For others, going abroad is a chance to make up for lost time. Carl Beijer left the United States in March 2017. Back home, he’d been a frequent contributor to outlets like Jacobin, Chapo Trap House, and the Baltimore Post-Examiner. He now works 60 hours a week at a language school in Kiev, Ukraine. He’s frank about the impact it’s had on his writing: “Usually I just don’t have time,” says Carl, “and when I do write, I’m often out of sync with the immediate concerns and controversies of the American left.” Still, though the weeks are long and the money could be better, he says he’s happy. “There are a lot of reasons I left the U.S., but a big one is that I wanted to do something that directly helps the poor,” he says. “It can be surprisingly hard to find full-time work doing that in D.C., especially if you don’t want to live in poverty yourself.”
According to Carl, a teacher’s life isn’t for everyone. “It depends on what you want to get out of it,” he says. “If you spend too long teaching English abroad, it will probably diminish your prospects back home. On the other hand, a lot of the work you can find overseas is a lot more fulfilling and productive than what you’ll get in the U.S. So it really depends on what your opportunities are, and whether you’re the kind of person who will thrive abroad, or the kind of person who will be miserable.”

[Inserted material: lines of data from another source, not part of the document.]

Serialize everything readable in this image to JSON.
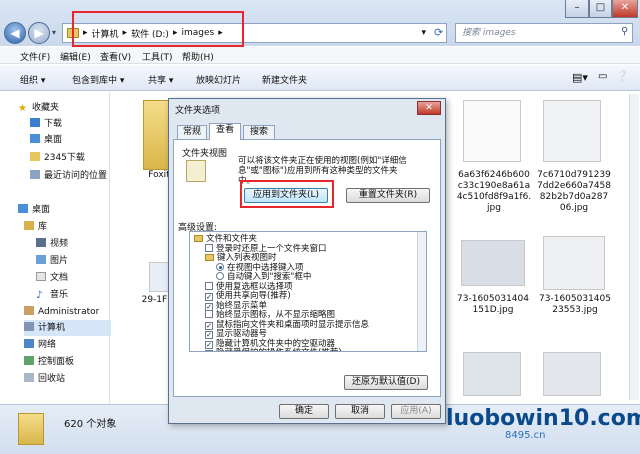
{
  "address": {
    "crumbs": [
      "计算机",
      "软件 (D:)",
      "images"
    ],
    "refresh_icon": "refresh-icon"
  },
  "search": {
    "placeholder": "搜索 images"
  },
  "menu": [
    "文件(F)",
    "编辑(E)",
    "查看(V)",
    "工具(T)",
    "帮助(H)"
  ],
  "toolbar": [
    "组织 ▾",
    "包含到库中 ▾",
    "共享 ▾",
    "放映幻灯片",
    "新建文件夹"
  ],
  "nav": {
    "favorites": {
      "label": "收藏夹",
      "items": [
        "下载",
        "桌面",
        "2345下载",
        "最近访问的位置"
      ]
    },
    "desktop": {
      "label": "桌面",
      "library": "库",
      "lib_items": [
        "视频",
        "图片",
        "文档",
        "音乐"
      ]
    },
    "others": [
      "Administrator",
      "计算机",
      "网络",
      "控制面板",
      "回收站"
    ]
  },
  "files": {
    "foxit": "Foxit",
    "file_29": "29-1FF",
    "f1": [
      "6a63f6246b600",
      "c33c190e8a61a",
      "4c510fd8f9a1f6.",
      "jpg"
    ],
    "f2": [
      "7c6710d791239",
      "7dd2e660a7458",
      "82b2b7d0a287",
      "06.jpg"
    ],
    "f3": [
      "73-1605031404",
      "151D.jpg"
    ],
    "f4": [
      "73-1605031405",
      "23553.jpg"
    ]
  },
  "status": {
    "count": "620 个对象"
  },
  "dialog": {
    "title": "文件夹选项",
    "close": "✕",
    "tabs": [
      "常规",
      "查看",
      "搜索"
    ],
    "folder_view_heading": "文件夹视图",
    "folder_view_desc": [
      "可以将该文件夹正在使用的视图(例如\"详细信",
      "息\"或\"图标\")应用到所有这种类型的文件夹",
      "中。"
    ],
    "apply_btn": "应用到文件夹(L)",
    "reset_btn": "重置文件夹(R)",
    "advanced_label": "高级设置:",
    "tree": [
      {
        "type": "folder",
        "text": "文件和文件夹",
        "indent": 0
      },
      {
        "type": "cb",
        "checked": false,
        "text": "登录时还原上一个文件夹窗口",
        "indent": 1
      },
      {
        "type": "folder",
        "text": "键入列表视图时",
        "indent": 1
      },
      {
        "type": "rb",
        "checked": true,
        "text": "在视图中选择键入项",
        "indent": 2
      },
      {
        "type": "rb",
        "checked": false,
        "text": "自动键入到\"搜索\"框中",
        "indent": 2
      },
      {
        "type": "cb",
        "checked": false,
        "text": "使用复选框以选择项",
        "indent": 1
      },
      {
        "type": "cb",
        "checked": true,
        "text": "使用共享向导(推荐)",
        "indent": 1
      },
      {
        "type": "cb",
        "checked": true,
        "text": "始终显示菜单",
        "indent": 1
      },
      {
        "type": "cb",
        "checked": false,
        "text": "始终显示图标，从不显示缩略图",
        "indent": 1
      },
      {
        "type": "cb",
        "checked": true,
        "text": "鼠标指向文件夹和桌面项时显示提示信息",
        "indent": 1
      },
      {
        "type": "cb",
        "checked": true,
        "text": "显示驱动器号",
        "indent": 1
      },
      {
        "type": "cb",
        "checked": true,
        "text": "隐藏计算机文件夹中的空驱动器",
        "indent": 1
      },
      {
        "type": "cb",
        "checked": true,
        "text": "隐藏受保护的操作系统文件(推荐)",
        "indent": 1
      }
    ],
    "restore_btn": "还原为默认值(D)",
    "ok": "确定",
    "cancel": "取消",
    "apply": "应用(A)"
  },
  "watermark": {
    "main": "luobowin10.com",
    "sub": "8495.cn"
  }
}
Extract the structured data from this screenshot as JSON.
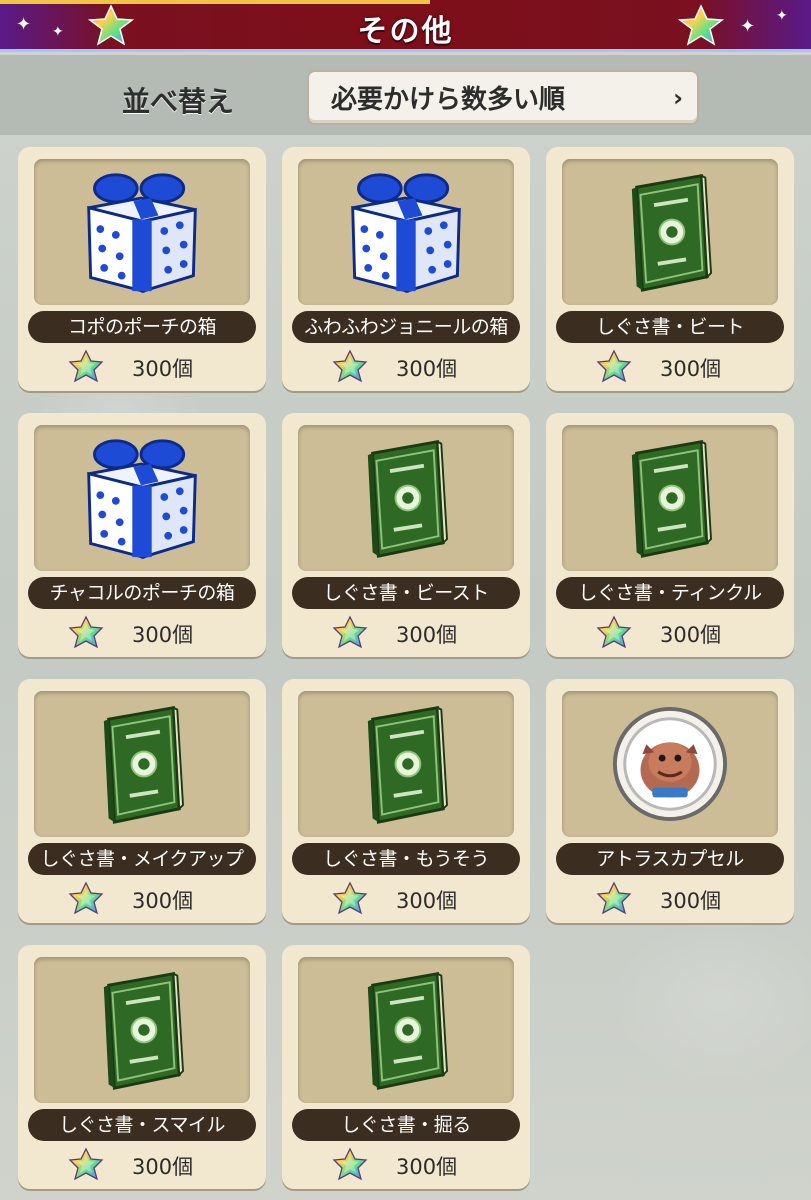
{
  "header": {
    "title": "その他"
  },
  "sort": {
    "label": "並べ替え",
    "value": "必要かけら数多い順",
    "chevron": "›"
  },
  "colors": {
    "header_red": "#7d0f18",
    "card_bg": "#f2e7cf",
    "image_bg": "#cdbd97",
    "name_bar": "#3b2e20",
    "progress": "#f1c542"
  },
  "items": [
    {
      "name": "コポのポーチの箱",
      "cost": "300個",
      "icon": "gift-box-icon"
    },
    {
      "name": "ふわふわジョニールの箱",
      "cost": "300個",
      "icon": "gift-box-icon"
    },
    {
      "name": "しぐさ書・ビート",
      "cost": "300個",
      "icon": "green-book-icon"
    },
    {
      "name": "チャコルのポーチの箱",
      "cost": "300個",
      "icon": "gift-box-icon"
    },
    {
      "name": "しぐさ書・ビースト",
      "cost": "300個",
      "icon": "green-book-icon"
    },
    {
      "name": "しぐさ書・ティンクル",
      "cost": "300個",
      "icon": "green-book-icon"
    },
    {
      "name": "しぐさ書・メイクアップ",
      "cost": "300個",
      "icon": "green-book-icon"
    },
    {
      "name": "しぐさ書・もうそう",
      "cost": "300個",
      "icon": "green-book-icon"
    },
    {
      "name": "アトラスカプセル",
      "cost": "300個",
      "icon": "monster-capsule-icon"
    },
    {
      "name": "しぐさ書・スマイル",
      "cost": "300個",
      "icon": "green-book-icon"
    },
    {
      "name": "しぐさ書・掘る",
      "cost": "300個",
      "icon": "green-book-icon"
    }
  ]
}
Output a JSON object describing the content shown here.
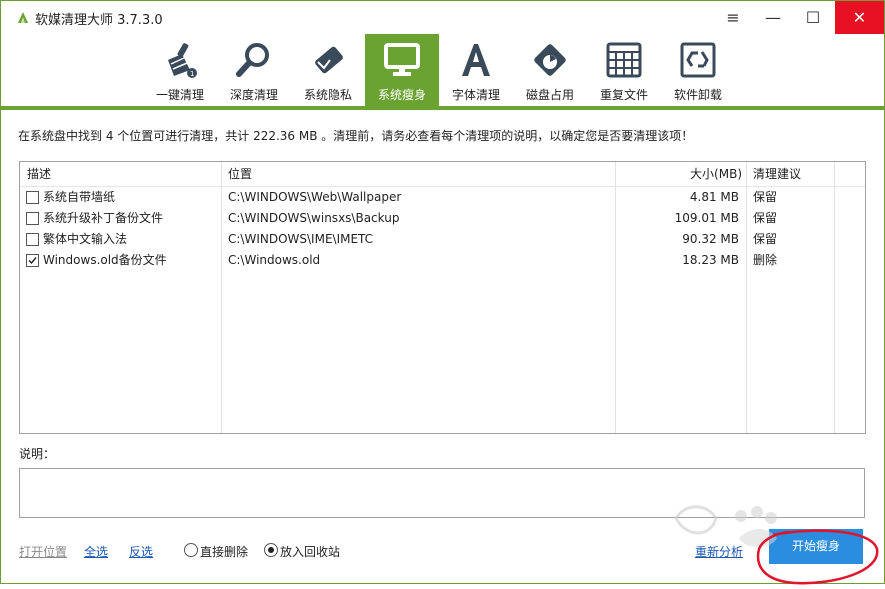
{
  "app": {
    "title": "软媒清理大师 3.7.3.0"
  },
  "window_controls": {
    "menu": "≡",
    "minimize": "—",
    "maximize": "☐",
    "close": "✕"
  },
  "toolbar": {
    "items": [
      {
        "label": "一键清理",
        "icon": "broom-icon"
      },
      {
        "label": "深度清理",
        "icon": "magnifier-icon"
      },
      {
        "label": "系统隐私",
        "icon": "eraser-icon"
      },
      {
        "label": "系统瘦身",
        "icon": "monitor-icon"
      },
      {
        "label": "字体清理",
        "icon": "font-icon"
      },
      {
        "label": "磁盘占用",
        "icon": "disk-icon"
      },
      {
        "label": "重复文件",
        "icon": "grid-icon"
      },
      {
        "label": "软件卸载",
        "icon": "recycle-icon"
      }
    ],
    "active_index": 3,
    "accent": "#6aa331"
  },
  "info_text": "在系统盘中找到 4 个位置可进行清理，共计 222.36 MB 。清理前，请务必查看每个清理项的说明，以确定您是否要清理该项！",
  "table": {
    "headers": {
      "desc": "描述",
      "location": "位置",
      "size": "大小(MB)",
      "advice": "清理建议"
    },
    "rows": [
      {
        "checked": false,
        "desc": "系统自带墙纸",
        "location": "C:\\WINDOWS\\Web\\Wallpaper",
        "size": "4.81 MB",
        "advice": "保留"
      },
      {
        "checked": false,
        "desc": "系统升级补丁备份文件",
        "location": "C:\\WINDOWS\\winsxs\\Backup",
        "size": "109.01 MB",
        "advice": "保留"
      },
      {
        "checked": false,
        "desc": "繁体中文输入法",
        "location": "C:\\WINDOWS\\IME\\IMETC",
        "size": "90.32 MB",
        "advice": "保留"
      },
      {
        "checked": true,
        "desc": "Windows.old备份文件",
        "location": "C:\\Windows.old",
        "size": "18.23 MB",
        "advice": "删除"
      }
    ]
  },
  "description_label": "说明：",
  "bottom": {
    "open_location": "打开位置",
    "select_all": "全选",
    "invert": "反选",
    "direct_delete": "直接删除",
    "to_recycle": "放入回收站",
    "recycle_selected": true,
    "reanalyze": "重新分析",
    "start": "开始瘦身"
  },
  "colors": {
    "close_bg": "#e81123",
    "start_bg": "#2b8de0",
    "link": "#1a56b3",
    "annotation": "#e0142a"
  }
}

It’s an interesting question to ask yourself: what kind of person am I? How much would I sacrifice to find out? Can I imagine what my new life would look like?
For most people who go abroad to teach English, there’s a level of complicity in greasing the gears of global capitalism. We can counteract this, to some degree, with small acts of rebellious humanity —teaching lessons about topics like the Israeli occupation of Palestine, photocopying textbooks to give away for free, encouraging students to question the systems into which they were born while also acknowledging that we, as outsiders, are not the ones who have the right to demand changes. We can make a conscious, sustained effort to treat our students, neighbors, and friends as fully formed human beings, and not exotic extras in our own globetrotting saga of self-discovery.
And, when the time comes, we can come back to join the fight.